Adding features of standard features, including multiple queues, merging IOs, specifying ownership and priority set-up, multi pathways and virtualization of I / Os, collecting asynchronous system updates, and several other business features that did not exist before, are quite important. My next blog explores these features and how they open up new opportunities for companies powered by data.
In more cases, we can see the standard used. Zoned storage and ZNS SSDs are one example. The Technical proposal under review by NVMe Zoned Namespace (ZNS) is an NVM Express agency. It has been confronted by large-scale implementations of networks by transferring smart data placement from the drive to the hosts. To do so, the LBA of a name space is divided into regions, which must be written in sequence and specifically reset once written. This specifies a new NVMe drive type that offers various advantages over conventional NVMe SSDs, such as:
- Higher productivity by reducing writing amplification
- Better capacity by less over-supply
- Reduced DRAM footprint SSD controller costs
- Latencies improved
The SDTM and microSDTM Express cards combine the SD and microSD card with PCIe and NVMe connections are another interesting case to see here. This is an example of mobile computing’s next-generation capabilities.
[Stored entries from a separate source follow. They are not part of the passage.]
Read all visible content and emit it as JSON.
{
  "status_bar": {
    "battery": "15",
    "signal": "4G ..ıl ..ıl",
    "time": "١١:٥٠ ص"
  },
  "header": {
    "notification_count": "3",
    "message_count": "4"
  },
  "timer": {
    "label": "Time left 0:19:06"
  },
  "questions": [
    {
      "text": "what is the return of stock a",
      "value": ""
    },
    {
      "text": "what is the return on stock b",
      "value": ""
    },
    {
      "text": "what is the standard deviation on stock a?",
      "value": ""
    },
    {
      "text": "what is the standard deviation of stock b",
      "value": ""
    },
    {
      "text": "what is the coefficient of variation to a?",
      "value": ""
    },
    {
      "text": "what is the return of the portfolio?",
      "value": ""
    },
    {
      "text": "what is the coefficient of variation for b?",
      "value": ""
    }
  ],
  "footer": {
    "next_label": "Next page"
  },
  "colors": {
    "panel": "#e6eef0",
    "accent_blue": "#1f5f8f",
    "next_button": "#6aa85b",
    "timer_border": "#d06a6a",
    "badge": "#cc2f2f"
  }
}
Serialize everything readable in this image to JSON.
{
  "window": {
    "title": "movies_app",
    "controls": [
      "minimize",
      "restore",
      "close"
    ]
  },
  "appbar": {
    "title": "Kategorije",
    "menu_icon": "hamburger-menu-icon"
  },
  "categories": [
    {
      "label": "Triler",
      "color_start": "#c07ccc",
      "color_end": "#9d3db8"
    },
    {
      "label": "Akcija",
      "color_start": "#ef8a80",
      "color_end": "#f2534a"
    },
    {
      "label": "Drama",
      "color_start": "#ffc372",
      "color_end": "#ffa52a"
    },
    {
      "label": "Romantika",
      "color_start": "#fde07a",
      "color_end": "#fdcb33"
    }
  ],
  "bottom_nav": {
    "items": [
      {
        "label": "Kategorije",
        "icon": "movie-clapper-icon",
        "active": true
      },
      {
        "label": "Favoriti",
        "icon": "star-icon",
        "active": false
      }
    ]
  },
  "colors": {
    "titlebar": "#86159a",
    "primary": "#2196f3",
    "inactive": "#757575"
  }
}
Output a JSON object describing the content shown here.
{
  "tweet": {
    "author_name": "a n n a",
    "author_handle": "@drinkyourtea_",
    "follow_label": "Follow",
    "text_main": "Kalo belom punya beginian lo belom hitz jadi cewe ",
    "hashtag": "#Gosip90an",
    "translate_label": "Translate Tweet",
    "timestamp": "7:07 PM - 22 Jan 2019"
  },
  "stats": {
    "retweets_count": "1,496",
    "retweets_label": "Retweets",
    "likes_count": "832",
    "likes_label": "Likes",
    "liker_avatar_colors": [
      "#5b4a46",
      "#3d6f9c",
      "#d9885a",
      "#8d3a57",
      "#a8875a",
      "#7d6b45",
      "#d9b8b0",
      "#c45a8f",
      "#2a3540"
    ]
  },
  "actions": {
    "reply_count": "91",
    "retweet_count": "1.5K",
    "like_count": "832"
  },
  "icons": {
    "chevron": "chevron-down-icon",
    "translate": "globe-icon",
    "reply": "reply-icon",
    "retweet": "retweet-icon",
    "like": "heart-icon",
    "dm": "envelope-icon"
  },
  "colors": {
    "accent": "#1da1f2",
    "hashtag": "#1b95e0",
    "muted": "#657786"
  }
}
Finally, the NVMe protocol can also be used as a networking protocol and NvMe over fabrics, not just linking flash drives. A high efficiency of the storage networks can be a standard structure for several transports with this new networking protocol.
Why does NVMe matter to your company?
Business systems are usually hungry for data. Data and demands from new technologies can grow exponentially, and SSDs can be reduced. Given some of the new challenges of fast data, even high-performance SSDs linked to old storage protocols can experience lower reliability, higher latencies, and poor service quality. The unique features of NVMe help avoid bottlenecks for all forms of scale-up application, evolving Edge computing architectures and scale, to satisfy new data demands.
NVMe is the only protocol that features extremely challenging and compute-intensive businesses, cloud, and edge data environments for high-performance and non-volatile storage media.
I hope that this helps you understand what NVMe is and why it’s so important for business everywhere.